Every task that God has for us to do each day has a purpose. A purpose that serves the ultimate purpose of pleasing Him. A purpose of shaping us (the clay) into what He (the potter) wants us to be.

Isa 64:8 “But now, O LORD, thou [art] our father; we [are] the clay, and thou our potter; and we all [are] the work of thy hand.”

Growing up, I spent most of my time learning music or helping Dad with building projects. When I wasn’t doing that, I was off in the woods with animals doing whatever kids do. Oh yeah, and I did do a bit of school here and there. If you looked at one of my days growing up, it would appear that I wasn’t learning much. But when I was old enough to go to college, all those days added together had prepared me for it and I was accepted at the University level, which surprised me.

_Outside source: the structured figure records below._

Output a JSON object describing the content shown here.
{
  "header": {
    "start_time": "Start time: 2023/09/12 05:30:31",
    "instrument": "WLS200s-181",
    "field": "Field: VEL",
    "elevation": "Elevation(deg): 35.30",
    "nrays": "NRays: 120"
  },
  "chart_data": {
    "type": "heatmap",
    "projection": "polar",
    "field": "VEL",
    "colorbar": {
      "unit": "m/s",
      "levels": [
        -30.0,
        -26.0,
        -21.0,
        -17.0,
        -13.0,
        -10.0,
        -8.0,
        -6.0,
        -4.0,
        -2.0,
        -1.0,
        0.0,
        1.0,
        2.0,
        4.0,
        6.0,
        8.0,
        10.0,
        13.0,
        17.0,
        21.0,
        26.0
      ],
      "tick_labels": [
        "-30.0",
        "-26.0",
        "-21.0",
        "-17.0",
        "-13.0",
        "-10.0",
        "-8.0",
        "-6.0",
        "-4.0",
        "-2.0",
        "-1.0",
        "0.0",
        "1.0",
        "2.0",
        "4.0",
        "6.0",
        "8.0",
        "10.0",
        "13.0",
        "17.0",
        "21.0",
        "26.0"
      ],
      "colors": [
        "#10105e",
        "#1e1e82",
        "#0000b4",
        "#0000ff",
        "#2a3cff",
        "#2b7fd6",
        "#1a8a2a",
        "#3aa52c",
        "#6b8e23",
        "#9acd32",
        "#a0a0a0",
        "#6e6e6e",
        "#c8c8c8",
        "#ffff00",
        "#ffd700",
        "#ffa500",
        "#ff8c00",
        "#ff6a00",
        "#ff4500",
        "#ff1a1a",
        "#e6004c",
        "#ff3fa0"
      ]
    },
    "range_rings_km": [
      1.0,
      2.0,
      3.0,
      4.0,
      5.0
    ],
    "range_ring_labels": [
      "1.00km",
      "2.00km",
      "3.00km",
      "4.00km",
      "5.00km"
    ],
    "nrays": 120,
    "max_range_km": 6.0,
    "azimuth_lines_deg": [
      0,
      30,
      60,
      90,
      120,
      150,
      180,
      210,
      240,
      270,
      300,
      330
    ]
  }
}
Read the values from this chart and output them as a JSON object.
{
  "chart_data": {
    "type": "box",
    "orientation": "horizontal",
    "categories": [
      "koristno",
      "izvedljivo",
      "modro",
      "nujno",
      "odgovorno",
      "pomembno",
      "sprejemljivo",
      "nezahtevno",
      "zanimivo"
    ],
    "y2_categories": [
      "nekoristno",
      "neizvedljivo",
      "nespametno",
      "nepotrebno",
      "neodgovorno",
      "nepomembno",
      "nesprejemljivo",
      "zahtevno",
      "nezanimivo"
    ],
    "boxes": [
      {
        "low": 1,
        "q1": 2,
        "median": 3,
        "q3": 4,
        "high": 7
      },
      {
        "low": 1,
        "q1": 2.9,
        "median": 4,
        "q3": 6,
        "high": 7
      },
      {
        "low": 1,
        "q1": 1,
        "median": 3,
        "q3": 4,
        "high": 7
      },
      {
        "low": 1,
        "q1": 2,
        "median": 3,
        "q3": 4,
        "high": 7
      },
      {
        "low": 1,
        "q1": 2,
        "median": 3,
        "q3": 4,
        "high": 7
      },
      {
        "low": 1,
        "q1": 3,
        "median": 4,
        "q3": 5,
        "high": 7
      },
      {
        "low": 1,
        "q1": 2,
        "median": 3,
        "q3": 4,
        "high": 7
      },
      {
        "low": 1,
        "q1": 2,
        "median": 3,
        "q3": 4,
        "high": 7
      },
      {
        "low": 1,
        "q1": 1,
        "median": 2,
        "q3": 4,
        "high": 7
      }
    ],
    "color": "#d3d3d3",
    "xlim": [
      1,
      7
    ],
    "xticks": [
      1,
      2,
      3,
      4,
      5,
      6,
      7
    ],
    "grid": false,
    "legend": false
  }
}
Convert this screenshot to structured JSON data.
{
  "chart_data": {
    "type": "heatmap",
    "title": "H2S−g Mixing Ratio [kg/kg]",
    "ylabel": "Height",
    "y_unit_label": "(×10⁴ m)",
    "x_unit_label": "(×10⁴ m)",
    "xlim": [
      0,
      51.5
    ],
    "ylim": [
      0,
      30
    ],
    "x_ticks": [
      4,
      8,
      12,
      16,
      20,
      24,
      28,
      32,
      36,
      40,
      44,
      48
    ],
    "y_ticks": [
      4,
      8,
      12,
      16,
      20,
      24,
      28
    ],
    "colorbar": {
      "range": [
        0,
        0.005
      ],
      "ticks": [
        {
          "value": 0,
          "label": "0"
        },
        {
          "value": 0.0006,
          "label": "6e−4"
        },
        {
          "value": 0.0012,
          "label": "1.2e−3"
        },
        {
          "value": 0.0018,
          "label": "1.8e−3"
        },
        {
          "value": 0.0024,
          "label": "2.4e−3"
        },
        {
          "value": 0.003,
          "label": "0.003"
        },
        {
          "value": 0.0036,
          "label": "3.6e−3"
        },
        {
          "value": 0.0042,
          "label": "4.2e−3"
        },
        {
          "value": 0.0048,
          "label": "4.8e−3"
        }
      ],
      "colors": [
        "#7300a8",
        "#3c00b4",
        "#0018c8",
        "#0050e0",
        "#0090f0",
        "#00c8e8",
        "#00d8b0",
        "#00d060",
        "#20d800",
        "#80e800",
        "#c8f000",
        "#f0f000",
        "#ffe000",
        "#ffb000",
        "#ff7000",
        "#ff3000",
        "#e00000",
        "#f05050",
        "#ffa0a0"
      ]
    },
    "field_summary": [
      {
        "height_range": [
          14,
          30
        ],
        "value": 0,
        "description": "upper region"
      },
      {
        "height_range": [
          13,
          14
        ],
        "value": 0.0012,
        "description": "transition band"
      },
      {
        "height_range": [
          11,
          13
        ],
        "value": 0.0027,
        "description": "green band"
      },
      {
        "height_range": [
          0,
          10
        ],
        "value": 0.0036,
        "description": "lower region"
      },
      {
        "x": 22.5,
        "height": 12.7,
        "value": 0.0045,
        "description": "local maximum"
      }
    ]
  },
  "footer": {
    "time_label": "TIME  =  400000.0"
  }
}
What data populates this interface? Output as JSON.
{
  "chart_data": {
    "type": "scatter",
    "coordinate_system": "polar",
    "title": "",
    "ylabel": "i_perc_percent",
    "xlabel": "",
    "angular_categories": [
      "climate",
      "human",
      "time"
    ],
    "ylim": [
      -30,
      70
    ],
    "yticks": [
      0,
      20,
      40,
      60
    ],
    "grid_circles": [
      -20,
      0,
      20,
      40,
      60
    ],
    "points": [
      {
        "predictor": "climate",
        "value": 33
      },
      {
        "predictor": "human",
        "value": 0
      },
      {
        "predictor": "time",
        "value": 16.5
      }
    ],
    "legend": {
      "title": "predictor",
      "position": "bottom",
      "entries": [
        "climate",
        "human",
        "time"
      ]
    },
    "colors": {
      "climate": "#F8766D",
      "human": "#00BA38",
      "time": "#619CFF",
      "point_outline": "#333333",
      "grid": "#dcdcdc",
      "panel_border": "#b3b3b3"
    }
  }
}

We like to see noticeable progress or change in our life every day. We get impatient and think that God isn’t working in our life. But really, He is, it’s just that he knows He has eternity. James 4:14 “…For what [is] your life? It is even a vapour, that appeareth for a little time, and then vanisheth away.” God is outside of time. You probably aren’t going to notice God changing you. But if you look back on your life, you will probably, hopefully, be able to see that he has been working on you.

If I am just willing to do whatever God wants me to do, however big or small, important or menial it may appear to be, he will use it to prepare me for the things he has for me to do later in my life. I don’t need to understand how helping Dad screw the roofing on, or studying Principles of Marketing is going to help me later in life. I just need to do everything as unto the Lord.

Col 3:23  “And whatsoever ye do, do [it] heartily, as to the Lord, and not unto men;”

So then, where am I going? Wherever God is taking me. When I was little I was very confident I would become a veterinarian when I grew up. Then, when I was about 15, getting very serious about playing the violin, I was quite confident I would become a professional musician. And now, I have no idea! But I’m pretty sure it won’t be either a veterinarian or a professional musician. At least, that won’t be my main title. Maybe I’ll always work with animals and music, who knows. I’m already playing and teaching music “professionally” (since that only means that you are paid to do it). I read in a book one time that your job is “what you do, not who you are.” I’m not a violinist, but I do play the violin.  I am a child of God, saved by grace, through faith, called according to His purpose!

So then you might ask, but if you don’t become a professional musician, doesn’t that mean you wasted all those years of studying, practicing, and lessons? Absolutely not. God has taught me so many things through all of that…but don’t get ahead of me! That’s my next blog entry. ;-)

I spent a lot of time these past few weeks hunting. Here I am at the end of the season, with no meat. I’ve thought about that a bit off and on. Does the fact that I didn’t get any meat mean that I wasted all the time I spent hunting? No, though it feels like it at times. If getting meat were the only reason I was going to go hunting, I probably wouldn’t have gone. Though I may not of brought any meat home, I did get to spend a lot of time in the woods enjoying God’s creation, I most certainly got my exercise, enjoyed some great fellowship, learned a lot about how to hunt, saw 20 running animals, and realized that the animals are much much smater than humans. One of my fellow hunters said, “They do this for a living! We come out here and do it once a year.”